Паника и ужас уже заставляют меня двигаться. Мне все равно, почему она ушла, или как она ушла, или кто помог ей уйти. Черт, мне даже все равно, удастся ли ей сбежать. Я просто не хочу, чтобы она умерла.

Я бегу со всем, что внутри меня. Только когда я выхожу наружу, я понимаю, что Доминик и Тристан следуют за мной. Мы мчимся через террасу и вниз по пляжу к пещере. Лодка действительно исчезла. Это подтверждает эту часть головоломки. Она забрала ее.

Мы прыгаем в катер, и я вставляю ключи в зажигание. Как только мы отчаливаем, я сразу вижу, насколько бурное море. Обычно я беру лодку на рыбалку в более спокойных водах. Я бы никогда не рискнул отправиться в такие воды на этой лодке, не с таким бурным морем.

Тристан хватает бинокль, а Доминик начинает осматривать веревки и другие вещи, которые я спрятал под приборной панелью.

— Ты ее видишь? — спрашиваю я Тристана.

— Нет, — отвечает он.

Я пытаюсь рассчитать время. Присцилла сказала, что ее видели двадцать минут назад на пляже. Так что, может быть, она была здесь по крайней мере тридцать минут, плюс-минус. Но моя догадка так себе, потому что это ничего не значит.

Я не знаю, как долго она здесь. Я не знаю, опоздал ли я. Если она на тридцать минут впереди нас, то она далеко. Я ускоряюсь все быстрее и быстрее.

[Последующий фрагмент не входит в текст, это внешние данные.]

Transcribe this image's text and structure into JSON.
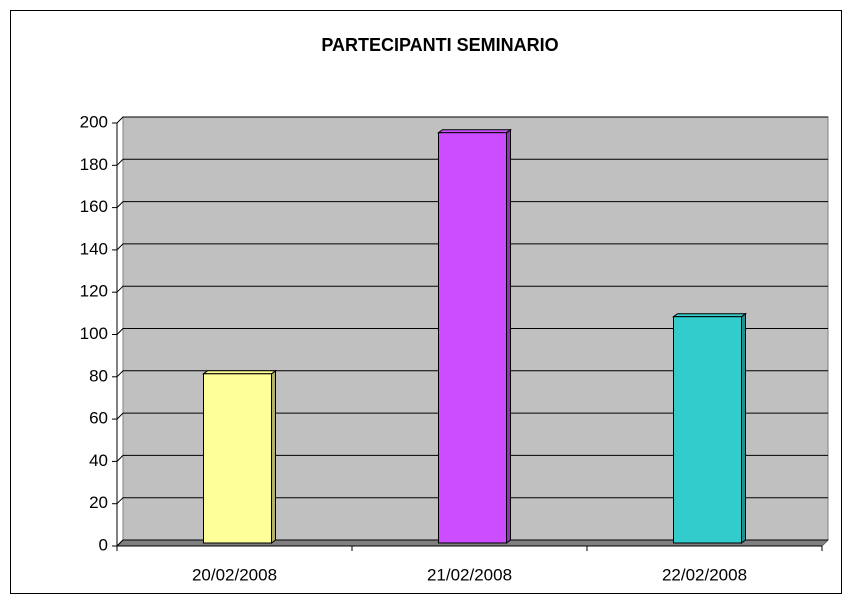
{
  "chart_data": {
    "type": "bar",
    "title": "PARTECIPANTI SEMINARIO",
    "categories": [
      "20/02/2008",
      "21/02/2008",
      "22/02/2008"
    ],
    "values": [
      80,
      194,
      107
    ],
    "colors": [
      "#ffff99",
      "#cc4cff",
      "#33cccc"
    ],
    "ylim": [
      0,
      200
    ],
    "yticks": [
      0,
      20,
      40,
      60,
      80,
      100,
      120,
      140,
      160,
      180,
      200
    ],
    "grid": true
  }
}
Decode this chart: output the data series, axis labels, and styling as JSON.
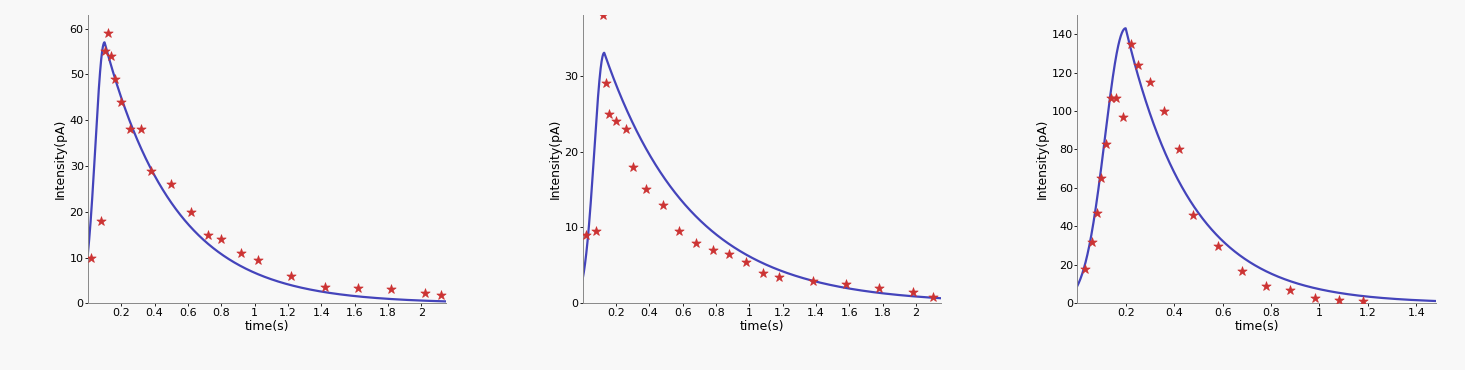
{
  "subplots": [
    {
      "ylabel": "Intensity(pA)",
      "xlabel": "time(s)",
      "xlim": [
        0.0,
        2.15
      ],
      "ylim": [
        0,
        63
      ],
      "xticks": [
        0.2,
        0.4,
        0.6,
        0.8,
        1.0,
        1.2,
        1.4,
        1.6,
        1.8,
        2.0
      ],
      "yticks": [
        0,
        10,
        20,
        30,
        40,
        50,
        60
      ],
      "curve_params": {
        "A": 57.0,
        "t_peak": 0.1,
        "tau_rise": 0.055,
        "tau_fall": 0.42
      },
      "scatter_x": [
        0.02,
        0.08,
        0.1,
        0.12,
        0.14,
        0.16,
        0.2,
        0.25,
        0.32,
        0.38,
        0.5,
        0.62,
        0.72,
        0.8,
        0.92,
        1.02,
        1.22,
        1.42,
        1.62,
        1.82,
        2.02,
        2.12
      ],
      "scatter_y": [
        10,
        18,
        55,
        59,
        54,
        49,
        44,
        38,
        38,
        29,
        26,
        20,
        15,
        14,
        11,
        9.5,
        6,
        3.5,
        3.3,
        3.2,
        2.2,
        1.8
      ]
    },
    {
      "ylabel": "Intensity(pA)",
      "xlabel": "time(s)",
      "xlim": [
        0.0,
        2.15
      ],
      "ylim": [
        0,
        38
      ],
      "xticks": [
        0.2,
        0.4,
        0.6,
        0.8,
        1.0,
        1.2,
        1.4,
        1.6,
        1.8,
        2.0
      ],
      "yticks": [
        0,
        10,
        20,
        30
      ],
      "curve_params": {
        "A": 33.0,
        "t_peak": 0.13,
        "tau_rise": 0.06,
        "tau_fall": 0.52
      },
      "scatter_x": [
        0.02,
        0.08,
        0.12,
        0.14,
        0.16,
        0.2,
        0.26,
        0.3,
        0.38,
        0.48,
        0.58,
        0.68,
        0.78,
        0.88,
        0.98,
        1.08,
        1.18,
        1.38,
        1.58,
        1.78,
        1.98,
        2.1
      ],
      "scatter_y": [
        9.0,
        9.5,
        38,
        29,
        25,
        24,
        23,
        18,
        15,
        13,
        9.5,
        8.0,
        7.0,
        6.5,
        5.5,
        4.0,
        3.5,
        3.0,
        2.5,
        2.0,
        1.5,
        0.8
      ]
    },
    {
      "ylabel": "Intensity(pA)",
      "xlabel": "time(s)",
      "xlim": [
        0.0,
        1.48
      ],
      "ylim": [
        0,
        150
      ],
      "xticks": [
        0.2,
        0.4,
        0.6,
        0.8,
        1.0,
        1.2,
        1.4
      ],
      "yticks": [
        0,
        20,
        40,
        60,
        80,
        100,
        120,
        140
      ],
      "curve_params": {
        "A": 143.0,
        "t_peak": 0.2,
        "tau_rise": 0.085,
        "tau_fall": 0.27
      },
      "scatter_x": [
        0.03,
        0.06,
        0.08,
        0.1,
        0.12,
        0.14,
        0.16,
        0.19,
        0.22,
        0.25,
        0.3,
        0.36,
        0.42,
        0.48,
        0.58,
        0.68,
        0.78,
        0.88,
        0.98,
        1.08,
        1.18
      ],
      "scatter_y": [
        18,
        32,
        47,
        65,
        83,
        107,
        107,
        97,
        135,
        124,
        115,
        100,
        80,
        46,
        30,
        17,
        9,
        7,
        3,
        2,
        1
      ]
    }
  ],
  "line_color": "#4444bb",
  "scatter_color": "#cc3333",
  "bg_color": "#f8f8f8",
  "line_width": 1.6,
  "marker": "*",
  "marker_size": 7,
  "fig_width": 14.65,
  "fig_height": 3.7,
  "fig_dpi": 100
}
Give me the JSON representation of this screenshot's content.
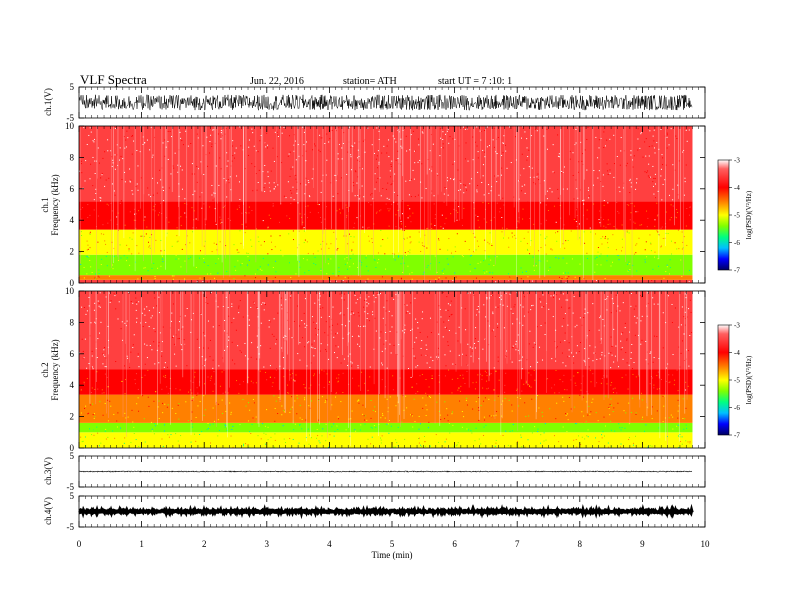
{
  "header": {
    "title": "VLF Spectra",
    "date": "Jun. 22, 2016",
    "station": "station= ATH",
    "start_ut": "start UT = 7 :10: 1"
  },
  "chart_data": [
    {
      "type": "line",
      "panel": "ch1-waveform",
      "ylabel": "ch.1(V)",
      "ylim": [
        -5,
        5
      ],
      "yticks": [
        "5",
        "-5"
      ],
      "x_range_min": [
        0,
        9.8
      ],
      "amplitude_approx_V": 2.5
    },
    {
      "type": "heatmap",
      "panel": "ch1-spectrogram",
      "ylabel_line1": "ch.1",
      "ylabel_line2": "Frequency (kHz)",
      "ylim": [
        0,
        10
      ],
      "yticks": [
        "0",
        "2",
        "4",
        "6",
        "8",
        "10"
      ],
      "bands_kHz_logPSD": [
        {
          "from": 0.0,
          "to": 0.2,
          "level": -3.5
        },
        {
          "from": 0.2,
          "to": 0.5,
          "level": -4.4
        },
        {
          "from": 0.5,
          "to": 1.8,
          "level": -5.3
        },
        {
          "from": 1.8,
          "to": 3.4,
          "level": -4.6
        },
        {
          "from": 3.4,
          "to": 5.2,
          "level": -3.8
        },
        {
          "from": 5.2,
          "to": 10.0,
          "level": -3.3
        }
      ],
      "colorbar": {
        "label": "log(PSD)(V²/Hz)",
        "ticks": [
          "-3",
          "-4",
          "-5",
          "-6",
          "-7"
        ],
        "range": [
          -7,
          -3
        ]
      }
    },
    {
      "type": "heatmap",
      "panel": "ch2-spectrogram",
      "ylabel_line1": "ch.2",
      "ylabel_line2": "Frequency (kHz)",
      "ylim": [
        0,
        10
      ],
      "yticks": [
        "0",
        "2",
        "4",
        "6",
        "8",
        "10"
      ],
      "bands_kHz_logPSD": [
        {
          "from": 0.0,
          "to": 1.0,
          "level": -5.0
        },
        {
          "from": 1.0,
          "to": 1.6,
          "level": -5.4
        },
        {
          "from": 1.6,
          "to": 3.4,
          "level": -4.5
        },
        {
          "from": 3.4,
          "to": 5.0,
          "level": -3.9
        },
        {
          "from": 5.0,
          "to": 10.0,
          "level": -3.3
        }
      ],
      "colorbar": {
        "label": "log(PSD)(V²/Hz)",
        "ticks": [
          "-3",
          "-4",
          "-5",
          "-6",
          "-7"
        ],
        "range": [
          -7,
          -3
        ]
      }
    },
    {
      "type": "line",
      "panel": "ch3-waveform",
      "ylabel": "ch.3(V)",
      "ylim": [
        -5,
        5
      ],
      "yticks": [
        "5",
        "-5"
      ],
      "level_V": 0
    },
    {
      "type": "line",
      "panel": "ch4-waveform",
      "ylabel": "ch.4(V)",
      "ylim": [
        -5,
        5
      ],
      "yticks": [
        "5",
        "-5"
      ],
      "level_V": 0
    }
  ],
  "x_axis": {
    "label": "Time (min)",
    "range": [
      0,
      10
    ],
    "data_end_min": 9.8,
    "ticks": [
      "0",
      "1",
      "2",
      "3",
      "4",
      "5",
      "6",
      "7",
      "8",
      "9",
      "10"
    ]
  },
  "colors": {
    "scale": [
      "#000080",
      "#0000ff",
      "#00c0ff",
      "#00ff80",
      "#80ff00",
      "#ffff00",
      "#ff8000",
      "#ff0000",
      "#ff4040",
      "#ffffff"
    ]
  }
}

— Массимо! — кричит Тристан. — Вон там, смотри! — он указывает, и я вижу. Я вижу, как лодка качается на воде.

— Еще одна лодка приближается, — говорит Доминик. Он указывает дальше на катер, направляющийся к Эмелии. Нет никакой ошибки, он направляется к ней. Он собирается врезаться в нее.

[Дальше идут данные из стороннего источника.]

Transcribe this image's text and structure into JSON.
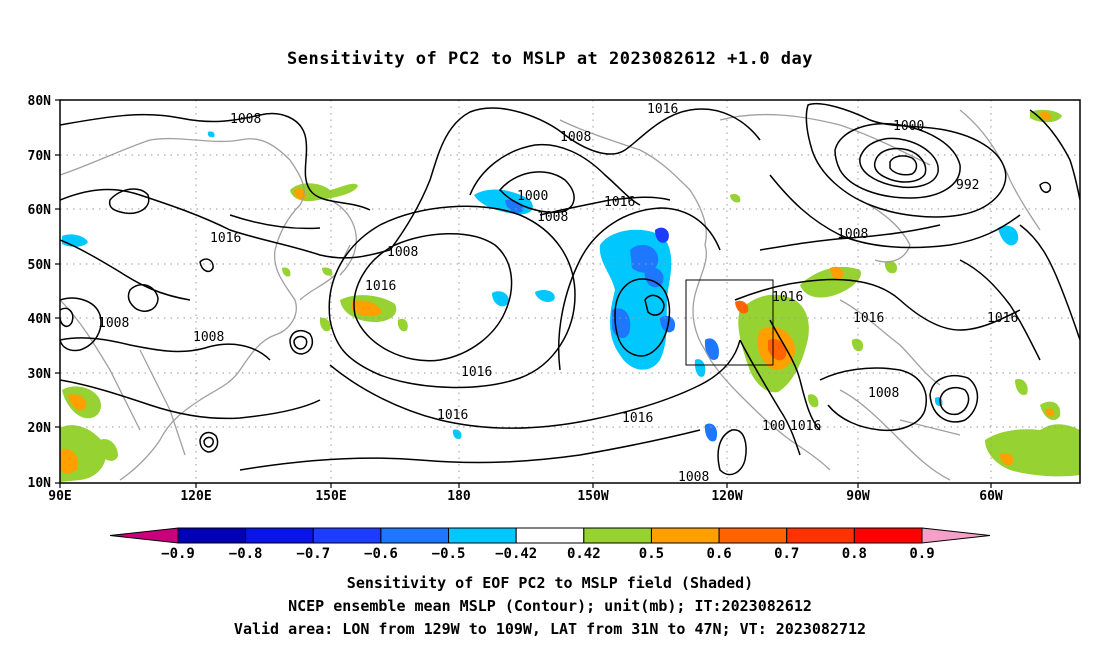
{
  "title": "Sensitivity of PC2 to MSLP at 2023082612 +1.0 day",
  "axes": {
    "lat_ticks": [
      "80N",
      "70N",
      "60N",
      "50N",
      "40N",
      "30N",
      "20N",
      "10N"
    ],
    "lon_ticks": [
      "90E",
      "120E",
      "150E",
      "180",
      "150W",
      "120W",
      "90W",
      "60W"
    ]
  },
  "contour_labels": [
    {
      "text": "1008"
    },
    {
      "text": "1016"
    },
    {
      "text": "1008"
    },
    {
      "text": "1000"
    },
    {
      "text": "1008"
    },
    {
      "text": "1016"
    },
    {
      "text": "1008"
    },
    {
      "text": "1016"
    },
    {
      "text": "1000"
    },
    {
      "text": "992"
    },
    {
      "text": "1008"
    },
    {
      "text": "1016"
    },
    {
      "text": "1016"
    },
    {
      "text": "1016"
    },
    {
      "text": "1008"
    },
    {
      "text": "1008"
    },
    {
      "text": "1016"
    },
    {
      "text": "1016"
    },
    {
      "text": "1016"
    },
    {
      "text": "1016"
    },
    {
      "text": "100"
    },
    {
      "text": "1016"
    },
    {
      "text": "1008"
    },
    {
      "text": "1008"
    }
  ],
  "colorbar": {
    "labels": [
      "-0.9",
      "-0.8",
      "-0.7",
      "-0.6",
      "-0.5",
      "-0.42",
      "0.42",
      "0.5",
      "0.6",
      "0.7",
      "0.8",
      "0.9"
    ],
    "colors": [
      "#c8007c",
      "#0000b4",
      "#0a14e6",
      "#1e3cff",
      "#1e78ff",
      "#00c8ff",
      "#ffffff",
      "#96d232",
      "#ffa000",
      "#ff6400",
      "#ff3200",
      "#ff0000",
      "#f5a0c8"
    ]
  },
  "captions": [
    "Sensitivity of EOF PC2 to MSLP field (Shaded)",
    "NCEP ensemble mean MSLP (Contour); unit(mb); IT:2023082612",
    "Valid area: LON from 129W to 109W, LAT from 31N to 47N; VT: 2023082712"
  ]
}
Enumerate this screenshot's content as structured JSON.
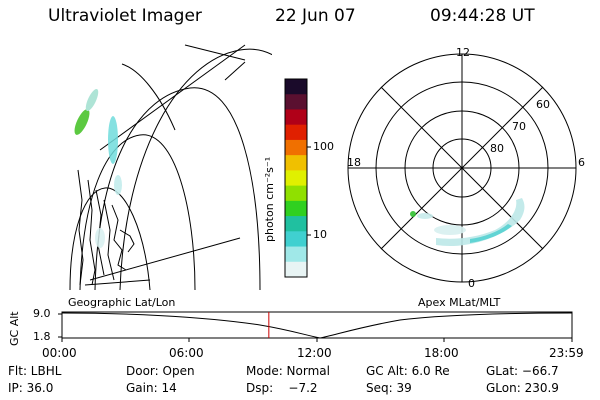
{
  "header": {
    "instrument": "Ultraviolet Imager",
    "date": "22 Jun 07",
    "time": "09:44:28 UT"
  },
  "geo_panel": {
    "label": "Geographic Lat/Lon"
  },
  "polar_panel": {
    "label": "Apex MLat/MLT",
    "mlt_labels": [
      "12",
      "18",
      "6",
      "0"
    ],
    "lat_labels": [
      "60",
      "70",
      "80"
    ]
  },
  "colorbar": {
    "unit_label": "photon cm⁻²s⁻¹",
    "ticks": [
      "100",
      "10"
    ],
    "scale": "log",
    "colors_top_to_bottom": [
      "#1a0a2a",
      "#5a1030",
      "#b00018",
      "#e02000",
      "#f07000",
      "#f0c000",
      "#e0f000",
      "#90e000",
      "#30d020",
      "#20c0a0",
      "#40d0d0",
      "#a0e8e8",
      "#e8f4f4"
    ]
  },
  "altitude_plot": {
    "ylabel": "GC Alt",
    "yticks": [
      "9.0",
      "1.8"
    ],
    "xticks": [
      "00:00",
      "06:00",
      "12:00",
      "18:00",
      "23:59"
    ],
    "current_time_marker": "09:44",
    "marker_color": "#cc0000"
  },
  "status": {
    "row1": {
      "flt": "Flt: LBHL",
      "door": "Door: Open",
      "mode": "Mode: Normal",
      "gcalt": "GC Alt: 6.0 Re",
      "glat": "GLat: −66.7"
    },
    "row2": {
      "ip": "IP: 36.0",
      "gain": "Gain: 14",
      "dsp": "Dsp:    −7.2",
      "seq": "Seq: 39",
      "glon": "GLon: 230.9"
    }
  }
}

Я ускоряюсь и заставляю лодку двигаться так быстро, как только могу. Когда мы приближаемся, я вижу, как она плачет внутри лодки. У нее, похоже, нет весел. Я не удивлен. Лодка сильно качается на волнах, и вода плещется внутри.

Доминик начинает махать флагом другой лодке, чтобы предупредить их об опасности впереди, чтобы они могли повернуть, но они продолжают приближаться. Они продолжают приближаться быстро, и они направляются прямо к ней.

Они приближаются, и тут чертова пуля просвистывает у моего уха.

— Блядь! — кричу я.

— Блядь, это какой-то план, — кричит Тристан, хватаясь за пистолет. Когда лодка приближается, как и мы, я вижу парня, который стреляет в нас. Это массивный русский парень. Но от того, кого я вижу следующим, выходящим из кабины с дробовиком, моя кровь становится горячей и холодной одновременно. Это Влад!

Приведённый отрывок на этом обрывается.